The plan here is to add any schemas we are interested in, then tables, and then columns. Of course, we don’t want to have to do this one by one, so we’re going to use some bulk selecting. (Just keep in mind that you can select individual datasource objects as well) Also, everything that you see here is accessible via an API and SDK for developers who prefer to do these steps programmatically.
In the Actions menu to the right, select “Manage All Schemas,” and either bulk select or select the specific ones you want.
After submitting, Lightup will run a quick scan of those schemas in order to get metadata information about the underlying tables and columns. Once that scan is complete, we should see the selected schemas underneath our datasource. If you have multiple datasources, repeat this and the schemas will appear under their corresponding datasource.
Let’s add some tables to one of our schemas. With the desired schema selected, click on the Actions menu and select “Manage Tables.” This is a good time to note that any of the menus and information on the right side will be context-sensitive to what is selected in our Explorer view.
Once in the Manage tables menu, we can either bulk select, select specific tables, and even search for tables.
With a desired table(s) selected, we can enable Data Profiling, Metadata Metrics, and other Table Autometrics. Additionally, we can click the name of the table and see what columns exist and even enable column-level Autometrics (Null%, Distribution, and so on).
In this case, let’s start by enabling “Data Profiling.” This is a great way to take a look at what data is there in order to determine what Data Quality Indicators (DQIs) we should build. It’s also handy in configuring a table, since under the covers Lightup is using a timestamp to generate the time series metrics that the DQIs are based on (e.g., data delay).
Note: For more information on profiling data, please see: https://docs.lightup.ai/docs/set-up-data-profiling.
After a few minutes, you will see a data profile of your table. For configuration, we are interested in timestamp columns. In my table, there’s actually a column named timestamp with a Type of timestamp. With that information, I’ll click on the Actions menu and select “Configure Table.”
In order to set up the configuration, we’ll need to select a timestamp and ensure the data collection options are correct. The Timestamp dropdown will show a list of all fields with a Type of timestamp, date, and datetime will appear. If there are more than one, it’s important to make sure you select the correct one. This will be the one that accurately reflects how you consider the data to be “fresh”(i.e., the time data entered the datasource or the related fiscal date for the data).
Other important considerations are:
- Use indexed timestamp columns for datasources. Using a non-indexed column will result in more resource intensive queries on larger datasets.
- Use partitions wherever applicable (e.g. Databricks, Athena) to limit how much data is scanned with each incremental query.
Pro Tip: Add a partition to help with performance. For more information, see our Partitions documentation.
You’ll be notified that this action is not reversible and be prompted to type “ok.” This is because Lightup uses this timestamp to generate the time series metrics that the Autometric Data Quality Indicators (DQIs) are based on.
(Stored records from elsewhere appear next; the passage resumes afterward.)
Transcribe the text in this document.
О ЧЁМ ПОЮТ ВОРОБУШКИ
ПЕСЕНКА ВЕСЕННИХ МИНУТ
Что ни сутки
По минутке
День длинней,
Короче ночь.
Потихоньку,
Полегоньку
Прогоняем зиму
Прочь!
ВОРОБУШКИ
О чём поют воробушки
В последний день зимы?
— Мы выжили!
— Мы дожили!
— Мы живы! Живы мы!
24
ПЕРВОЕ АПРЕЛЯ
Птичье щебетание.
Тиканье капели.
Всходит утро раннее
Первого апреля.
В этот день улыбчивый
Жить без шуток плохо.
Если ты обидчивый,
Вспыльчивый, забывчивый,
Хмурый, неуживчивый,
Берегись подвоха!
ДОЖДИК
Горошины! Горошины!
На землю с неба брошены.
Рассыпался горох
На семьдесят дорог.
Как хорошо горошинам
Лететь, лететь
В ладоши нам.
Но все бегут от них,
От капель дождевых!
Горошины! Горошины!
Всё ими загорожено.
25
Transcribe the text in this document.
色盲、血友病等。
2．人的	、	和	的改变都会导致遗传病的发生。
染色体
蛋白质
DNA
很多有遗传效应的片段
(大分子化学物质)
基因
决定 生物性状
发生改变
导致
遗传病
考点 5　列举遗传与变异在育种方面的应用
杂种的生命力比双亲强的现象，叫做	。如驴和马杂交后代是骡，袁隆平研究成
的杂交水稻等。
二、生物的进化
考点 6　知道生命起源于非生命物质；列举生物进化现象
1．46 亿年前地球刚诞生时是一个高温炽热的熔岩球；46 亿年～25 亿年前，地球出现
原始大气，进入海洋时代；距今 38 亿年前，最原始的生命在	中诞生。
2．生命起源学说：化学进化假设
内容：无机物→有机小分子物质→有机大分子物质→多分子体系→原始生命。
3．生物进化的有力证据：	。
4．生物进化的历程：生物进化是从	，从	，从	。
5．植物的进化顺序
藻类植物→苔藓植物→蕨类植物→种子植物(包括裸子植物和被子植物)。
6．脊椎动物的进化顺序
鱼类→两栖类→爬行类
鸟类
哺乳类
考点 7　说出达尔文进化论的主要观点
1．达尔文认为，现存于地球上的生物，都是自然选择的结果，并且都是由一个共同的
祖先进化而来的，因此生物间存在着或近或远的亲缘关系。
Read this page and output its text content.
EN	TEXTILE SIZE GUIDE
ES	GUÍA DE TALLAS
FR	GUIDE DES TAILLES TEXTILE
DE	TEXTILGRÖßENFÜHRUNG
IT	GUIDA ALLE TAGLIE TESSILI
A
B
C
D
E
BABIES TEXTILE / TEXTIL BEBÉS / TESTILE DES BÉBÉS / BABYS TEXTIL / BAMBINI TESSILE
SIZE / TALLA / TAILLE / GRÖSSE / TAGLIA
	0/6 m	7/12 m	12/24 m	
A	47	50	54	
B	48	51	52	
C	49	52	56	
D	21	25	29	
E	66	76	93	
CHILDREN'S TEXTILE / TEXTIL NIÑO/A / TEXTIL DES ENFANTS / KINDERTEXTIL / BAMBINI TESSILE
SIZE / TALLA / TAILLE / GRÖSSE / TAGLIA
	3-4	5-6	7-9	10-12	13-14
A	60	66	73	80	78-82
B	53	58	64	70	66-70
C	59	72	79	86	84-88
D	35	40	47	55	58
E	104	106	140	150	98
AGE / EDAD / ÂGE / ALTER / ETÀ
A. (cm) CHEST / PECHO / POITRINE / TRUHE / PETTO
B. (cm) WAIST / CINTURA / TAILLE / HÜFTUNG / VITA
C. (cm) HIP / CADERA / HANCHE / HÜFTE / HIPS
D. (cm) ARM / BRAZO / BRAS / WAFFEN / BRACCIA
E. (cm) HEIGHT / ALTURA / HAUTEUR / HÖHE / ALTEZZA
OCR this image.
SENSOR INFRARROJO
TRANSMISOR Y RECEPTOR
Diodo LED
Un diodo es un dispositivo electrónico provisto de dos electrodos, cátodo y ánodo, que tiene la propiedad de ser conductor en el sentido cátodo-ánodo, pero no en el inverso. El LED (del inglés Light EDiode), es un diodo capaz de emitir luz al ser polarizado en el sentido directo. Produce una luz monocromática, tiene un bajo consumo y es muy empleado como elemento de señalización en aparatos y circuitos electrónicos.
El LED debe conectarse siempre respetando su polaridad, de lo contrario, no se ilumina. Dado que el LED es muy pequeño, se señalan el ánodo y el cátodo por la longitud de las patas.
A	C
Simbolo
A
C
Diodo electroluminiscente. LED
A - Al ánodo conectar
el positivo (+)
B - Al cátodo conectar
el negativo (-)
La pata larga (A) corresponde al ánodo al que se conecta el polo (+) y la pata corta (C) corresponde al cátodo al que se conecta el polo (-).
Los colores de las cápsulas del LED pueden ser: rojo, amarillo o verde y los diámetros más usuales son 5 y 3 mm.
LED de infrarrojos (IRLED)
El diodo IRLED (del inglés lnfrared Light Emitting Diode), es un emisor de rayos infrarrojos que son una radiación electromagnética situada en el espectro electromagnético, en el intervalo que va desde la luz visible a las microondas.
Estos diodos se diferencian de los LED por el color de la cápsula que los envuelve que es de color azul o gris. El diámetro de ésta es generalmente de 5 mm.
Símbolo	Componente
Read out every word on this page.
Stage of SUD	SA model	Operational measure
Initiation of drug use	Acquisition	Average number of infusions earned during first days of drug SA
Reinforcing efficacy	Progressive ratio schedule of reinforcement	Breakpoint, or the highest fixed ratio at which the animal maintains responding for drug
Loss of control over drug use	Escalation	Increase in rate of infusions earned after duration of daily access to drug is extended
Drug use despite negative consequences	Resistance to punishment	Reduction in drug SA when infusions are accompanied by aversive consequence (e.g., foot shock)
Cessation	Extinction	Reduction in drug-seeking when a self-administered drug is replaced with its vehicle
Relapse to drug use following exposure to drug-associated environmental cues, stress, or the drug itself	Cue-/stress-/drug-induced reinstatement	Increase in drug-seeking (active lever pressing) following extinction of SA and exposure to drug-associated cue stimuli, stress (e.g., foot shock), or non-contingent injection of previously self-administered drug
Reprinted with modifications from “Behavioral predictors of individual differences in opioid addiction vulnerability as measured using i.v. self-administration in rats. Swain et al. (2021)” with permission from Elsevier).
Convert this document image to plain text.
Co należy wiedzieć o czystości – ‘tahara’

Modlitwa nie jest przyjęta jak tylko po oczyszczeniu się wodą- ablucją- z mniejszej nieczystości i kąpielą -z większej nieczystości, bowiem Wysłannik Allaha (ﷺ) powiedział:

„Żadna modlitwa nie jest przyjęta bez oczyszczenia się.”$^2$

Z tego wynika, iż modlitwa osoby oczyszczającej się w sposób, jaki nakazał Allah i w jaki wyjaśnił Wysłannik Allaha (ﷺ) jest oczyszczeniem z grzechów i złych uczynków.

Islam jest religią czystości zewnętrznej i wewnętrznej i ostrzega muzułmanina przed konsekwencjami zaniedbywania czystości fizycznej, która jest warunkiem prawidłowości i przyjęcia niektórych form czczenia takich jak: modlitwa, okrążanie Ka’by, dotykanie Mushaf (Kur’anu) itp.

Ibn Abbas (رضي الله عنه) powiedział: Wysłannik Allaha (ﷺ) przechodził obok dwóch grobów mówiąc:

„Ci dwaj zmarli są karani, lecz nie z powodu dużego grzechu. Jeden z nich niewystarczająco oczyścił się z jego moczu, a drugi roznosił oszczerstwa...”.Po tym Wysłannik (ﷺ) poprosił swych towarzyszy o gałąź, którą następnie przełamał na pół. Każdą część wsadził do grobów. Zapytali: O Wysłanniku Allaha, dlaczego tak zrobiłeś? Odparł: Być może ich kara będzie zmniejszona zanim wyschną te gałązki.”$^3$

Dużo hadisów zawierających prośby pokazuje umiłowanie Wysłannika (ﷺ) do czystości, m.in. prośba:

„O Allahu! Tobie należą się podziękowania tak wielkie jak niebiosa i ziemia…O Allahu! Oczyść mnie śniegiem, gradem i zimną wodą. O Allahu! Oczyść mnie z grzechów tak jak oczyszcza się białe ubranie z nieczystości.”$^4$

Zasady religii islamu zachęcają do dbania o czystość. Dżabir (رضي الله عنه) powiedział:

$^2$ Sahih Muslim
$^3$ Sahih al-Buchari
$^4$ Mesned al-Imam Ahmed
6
Once the table is set up, Autometrics can be turned on without further configuration. These are similar to Lightup’s out-of-the-box Metadata metrics, but scan actual data in the table for deep data checks, instead of just data about the table.
The last thing we’ll want to do in this setup is enable Autometrics for the actual columns in the table. With the table selected in the Explorer view, click on the Actions menu and select “Manage Columns.” Select or bulk select the columns of interest and make the columns active, and then turn on Distribution, Null Percent, etc.
We are now able to select columns under the table in the Explorer view.